Mesela, kız çocuğumuza toz almayı öğretiyoruz da, niye oğlumuzun ayağına bir bardak su getiriyoruz? Evde yemekleri niye sadece anneler yapıyor ve onlara kız çocukları yardım ediyor? Niye eşlerin ve erkek çocukların sevdiği yemekler pişiyor? Ve neden ilk onlara servis ediliyor? ‘‘Önce evin reisi.’’ deniyor? Peki, babalar evden uzaklaşırken, neden evi erkek çocuklarına emanet ediyorlar? Orada koskoca anne dururken, beş yaşındaki oğlan mı koruyacakmış ablasıyla-annesini? Bağda çalışıp, okulda ders verip, gündüz hamur açıp-satıp, hastanede hasta bakıp, sonra koşa koşa evlere gelip, yemeğimizi yapıyoruz, yetmiyor çamaşır yıkıyoruz-ütülüyoruz, bitmiyor evi temizliyoruz... Sonra (en azından Batı’da bazı hanelerde) bir söylem doğuyor, ‘‘Hayat müşterek.’’ Gerçekten sizin evinizde hayat müşterek mi? Kendinize bir sorar mısınız lütfen. Çünkü benim etrafımda kocalarından şikayet eden o kadar çok arkadaşım var ki; hiç yardım etmiyor diye... Bizim eşlerimizi anaları büyütüyor, ardından biz de annelerinin sistemini devam ettiriyoruz evliliğimizde.
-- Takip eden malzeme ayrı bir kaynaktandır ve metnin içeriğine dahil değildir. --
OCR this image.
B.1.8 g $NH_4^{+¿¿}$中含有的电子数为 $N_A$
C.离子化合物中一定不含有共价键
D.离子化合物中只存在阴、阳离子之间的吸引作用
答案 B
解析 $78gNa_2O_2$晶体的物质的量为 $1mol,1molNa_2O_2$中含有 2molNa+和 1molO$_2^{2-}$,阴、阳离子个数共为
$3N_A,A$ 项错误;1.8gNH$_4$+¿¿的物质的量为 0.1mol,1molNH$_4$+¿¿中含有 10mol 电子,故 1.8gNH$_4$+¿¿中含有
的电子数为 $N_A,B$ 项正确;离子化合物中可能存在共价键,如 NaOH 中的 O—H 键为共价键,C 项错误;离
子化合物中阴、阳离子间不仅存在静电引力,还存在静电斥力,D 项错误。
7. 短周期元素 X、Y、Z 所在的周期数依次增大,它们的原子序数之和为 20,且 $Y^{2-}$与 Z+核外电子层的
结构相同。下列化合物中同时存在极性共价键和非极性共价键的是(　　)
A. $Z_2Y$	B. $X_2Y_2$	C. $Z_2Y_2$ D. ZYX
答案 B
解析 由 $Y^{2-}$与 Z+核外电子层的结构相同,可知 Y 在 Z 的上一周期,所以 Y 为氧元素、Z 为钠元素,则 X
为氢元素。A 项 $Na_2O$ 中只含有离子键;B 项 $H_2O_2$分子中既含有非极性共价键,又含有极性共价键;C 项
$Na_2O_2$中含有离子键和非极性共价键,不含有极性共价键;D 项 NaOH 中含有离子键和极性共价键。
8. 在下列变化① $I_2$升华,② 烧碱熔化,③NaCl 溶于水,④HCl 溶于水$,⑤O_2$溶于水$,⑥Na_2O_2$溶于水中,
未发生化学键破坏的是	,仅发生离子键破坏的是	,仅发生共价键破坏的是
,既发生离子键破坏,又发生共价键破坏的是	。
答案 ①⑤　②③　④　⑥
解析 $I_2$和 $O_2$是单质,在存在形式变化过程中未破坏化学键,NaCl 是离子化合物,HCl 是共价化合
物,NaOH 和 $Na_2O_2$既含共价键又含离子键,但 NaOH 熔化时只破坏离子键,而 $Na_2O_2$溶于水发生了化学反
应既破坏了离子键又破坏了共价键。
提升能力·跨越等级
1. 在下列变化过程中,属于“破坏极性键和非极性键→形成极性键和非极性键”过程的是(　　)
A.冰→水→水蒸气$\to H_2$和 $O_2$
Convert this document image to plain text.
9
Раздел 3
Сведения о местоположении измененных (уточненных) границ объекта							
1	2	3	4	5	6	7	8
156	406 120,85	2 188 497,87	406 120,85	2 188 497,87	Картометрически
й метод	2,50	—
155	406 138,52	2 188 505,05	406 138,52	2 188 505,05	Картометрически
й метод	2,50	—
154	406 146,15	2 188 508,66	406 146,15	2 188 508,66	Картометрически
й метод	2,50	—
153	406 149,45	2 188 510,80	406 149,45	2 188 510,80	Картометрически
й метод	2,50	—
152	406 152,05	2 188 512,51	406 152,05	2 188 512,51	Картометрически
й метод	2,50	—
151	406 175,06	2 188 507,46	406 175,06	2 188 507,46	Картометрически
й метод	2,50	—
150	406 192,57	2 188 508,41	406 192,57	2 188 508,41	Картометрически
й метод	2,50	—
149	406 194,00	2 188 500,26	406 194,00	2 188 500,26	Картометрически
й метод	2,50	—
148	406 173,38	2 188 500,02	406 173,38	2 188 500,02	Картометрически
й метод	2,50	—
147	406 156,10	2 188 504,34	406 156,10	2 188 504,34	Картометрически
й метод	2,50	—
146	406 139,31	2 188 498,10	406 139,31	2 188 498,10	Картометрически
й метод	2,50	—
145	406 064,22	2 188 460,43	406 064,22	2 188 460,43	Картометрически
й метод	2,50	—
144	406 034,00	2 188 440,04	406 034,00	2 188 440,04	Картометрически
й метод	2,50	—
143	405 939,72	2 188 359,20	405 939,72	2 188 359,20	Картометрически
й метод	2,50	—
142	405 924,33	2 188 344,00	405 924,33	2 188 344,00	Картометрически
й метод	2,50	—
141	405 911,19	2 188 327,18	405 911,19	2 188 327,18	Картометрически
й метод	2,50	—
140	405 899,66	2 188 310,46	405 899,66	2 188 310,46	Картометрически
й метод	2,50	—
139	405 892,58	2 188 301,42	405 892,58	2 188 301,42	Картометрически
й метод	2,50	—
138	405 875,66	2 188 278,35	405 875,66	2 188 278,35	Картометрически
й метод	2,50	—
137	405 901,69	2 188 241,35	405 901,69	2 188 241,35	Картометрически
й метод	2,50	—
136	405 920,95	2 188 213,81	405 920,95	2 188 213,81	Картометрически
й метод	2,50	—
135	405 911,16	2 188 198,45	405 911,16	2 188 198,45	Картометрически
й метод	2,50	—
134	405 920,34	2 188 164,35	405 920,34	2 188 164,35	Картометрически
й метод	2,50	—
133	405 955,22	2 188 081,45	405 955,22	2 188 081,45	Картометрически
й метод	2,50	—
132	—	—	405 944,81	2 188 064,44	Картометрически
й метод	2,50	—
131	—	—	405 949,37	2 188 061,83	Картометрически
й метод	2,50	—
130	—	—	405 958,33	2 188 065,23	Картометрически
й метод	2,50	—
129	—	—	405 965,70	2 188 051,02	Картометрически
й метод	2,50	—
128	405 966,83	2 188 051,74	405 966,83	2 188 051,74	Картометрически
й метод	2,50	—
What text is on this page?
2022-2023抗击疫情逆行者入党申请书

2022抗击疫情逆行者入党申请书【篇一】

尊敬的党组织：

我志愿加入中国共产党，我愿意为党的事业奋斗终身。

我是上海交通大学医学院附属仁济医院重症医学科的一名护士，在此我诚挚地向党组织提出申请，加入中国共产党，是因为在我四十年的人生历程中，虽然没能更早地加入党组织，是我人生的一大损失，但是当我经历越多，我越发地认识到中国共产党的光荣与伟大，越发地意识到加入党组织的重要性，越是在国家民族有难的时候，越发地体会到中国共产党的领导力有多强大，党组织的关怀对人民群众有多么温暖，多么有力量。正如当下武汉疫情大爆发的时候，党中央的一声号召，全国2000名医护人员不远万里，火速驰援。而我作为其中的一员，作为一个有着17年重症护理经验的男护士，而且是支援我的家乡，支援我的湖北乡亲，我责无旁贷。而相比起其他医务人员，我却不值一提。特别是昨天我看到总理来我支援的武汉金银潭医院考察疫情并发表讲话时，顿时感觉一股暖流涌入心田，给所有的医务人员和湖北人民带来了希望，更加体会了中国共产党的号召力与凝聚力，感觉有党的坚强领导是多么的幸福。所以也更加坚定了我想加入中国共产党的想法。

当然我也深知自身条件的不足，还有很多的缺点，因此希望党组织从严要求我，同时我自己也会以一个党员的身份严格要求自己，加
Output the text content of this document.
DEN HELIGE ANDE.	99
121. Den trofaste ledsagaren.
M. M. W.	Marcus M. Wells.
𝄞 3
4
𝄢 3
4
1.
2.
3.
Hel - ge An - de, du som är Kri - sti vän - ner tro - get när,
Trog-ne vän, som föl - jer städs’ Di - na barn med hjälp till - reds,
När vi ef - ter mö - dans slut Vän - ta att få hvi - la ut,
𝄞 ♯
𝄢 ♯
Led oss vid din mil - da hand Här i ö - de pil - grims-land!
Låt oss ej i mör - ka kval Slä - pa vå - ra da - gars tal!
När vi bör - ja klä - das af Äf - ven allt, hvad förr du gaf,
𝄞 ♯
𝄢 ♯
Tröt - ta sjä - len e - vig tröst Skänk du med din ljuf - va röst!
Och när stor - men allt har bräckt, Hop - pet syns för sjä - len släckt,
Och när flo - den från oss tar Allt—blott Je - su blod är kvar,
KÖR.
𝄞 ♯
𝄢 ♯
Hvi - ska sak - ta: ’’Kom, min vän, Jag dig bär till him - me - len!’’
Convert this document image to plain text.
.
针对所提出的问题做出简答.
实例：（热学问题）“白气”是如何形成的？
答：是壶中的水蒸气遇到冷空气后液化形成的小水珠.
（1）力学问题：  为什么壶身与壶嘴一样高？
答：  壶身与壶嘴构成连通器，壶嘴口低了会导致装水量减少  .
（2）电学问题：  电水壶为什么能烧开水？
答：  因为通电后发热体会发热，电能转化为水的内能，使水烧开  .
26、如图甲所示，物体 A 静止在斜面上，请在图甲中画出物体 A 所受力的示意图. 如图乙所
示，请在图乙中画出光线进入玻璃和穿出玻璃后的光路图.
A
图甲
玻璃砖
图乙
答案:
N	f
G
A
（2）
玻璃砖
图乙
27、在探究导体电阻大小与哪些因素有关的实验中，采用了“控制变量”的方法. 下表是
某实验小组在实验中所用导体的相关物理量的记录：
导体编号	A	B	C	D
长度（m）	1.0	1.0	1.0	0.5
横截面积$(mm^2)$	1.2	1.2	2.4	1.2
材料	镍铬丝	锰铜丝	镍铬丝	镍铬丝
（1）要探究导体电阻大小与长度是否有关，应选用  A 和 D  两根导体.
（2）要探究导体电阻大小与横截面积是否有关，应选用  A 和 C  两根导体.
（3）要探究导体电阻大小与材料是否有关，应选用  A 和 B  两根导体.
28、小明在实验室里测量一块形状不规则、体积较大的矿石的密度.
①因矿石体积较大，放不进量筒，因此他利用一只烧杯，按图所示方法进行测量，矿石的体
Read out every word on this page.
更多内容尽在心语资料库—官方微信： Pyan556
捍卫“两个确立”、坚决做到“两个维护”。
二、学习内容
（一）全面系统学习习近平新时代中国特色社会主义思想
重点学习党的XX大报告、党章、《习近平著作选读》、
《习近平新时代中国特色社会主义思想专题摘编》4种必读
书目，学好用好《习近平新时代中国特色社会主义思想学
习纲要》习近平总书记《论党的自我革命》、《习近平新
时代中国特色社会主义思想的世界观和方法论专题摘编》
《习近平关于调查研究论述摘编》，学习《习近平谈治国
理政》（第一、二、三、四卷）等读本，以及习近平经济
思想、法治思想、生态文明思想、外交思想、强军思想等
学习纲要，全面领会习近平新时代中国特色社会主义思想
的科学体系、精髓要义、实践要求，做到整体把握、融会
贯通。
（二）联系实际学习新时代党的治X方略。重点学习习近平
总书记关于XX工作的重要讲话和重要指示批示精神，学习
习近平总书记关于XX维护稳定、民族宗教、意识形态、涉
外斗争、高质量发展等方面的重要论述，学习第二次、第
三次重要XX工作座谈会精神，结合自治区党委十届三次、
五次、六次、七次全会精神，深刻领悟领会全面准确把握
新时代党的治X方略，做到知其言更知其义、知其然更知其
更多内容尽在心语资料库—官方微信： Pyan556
Bir de sözlü, fiziksel şiddet mevcut. Kadın üniversitede çok saygın bir öğretim görevlisi ama evde kocasının kölesi. Kadın çiftçi-mimar-mühendis-aşçı-temizlik görevlisi-doktor-ev hanımı-anne ama eşinin işçisi. Yeri gelince sinirini çıkaracağı boks torbası, yeri gelince sözle rencide edip-rahatlayacağı atış tahtası...

Biz daha sevgili damadımıza, kız yetiştirelim... Ama gelinler el çocuğu, kimse onlara eş yetiştirmesin! Erkeklerimiz kıymetli. Aman elleri sıcak sudan, soğuk suya girmesin. İşten, kahveden geldiklerinde ayaklarını uzatıp, otursunlar. Tüm gün evde temizlik yapan-çocukları peşinde koşturan, tarlada canı çıkan, işyerinde yorgunluktan perişan olan kadın, eve gelip erkeklere hizmet etsin. Aman bu düzeni sakın değiştirmeye kalmayın anneler-kayınvalideler, zira biliyoruz sizin oğlanlar kıymetli. Kızlar da değerli tabii de, işte sadece kalbinizde. Erkeğin de kızın da sevgileri bir... Ama icraatta değil...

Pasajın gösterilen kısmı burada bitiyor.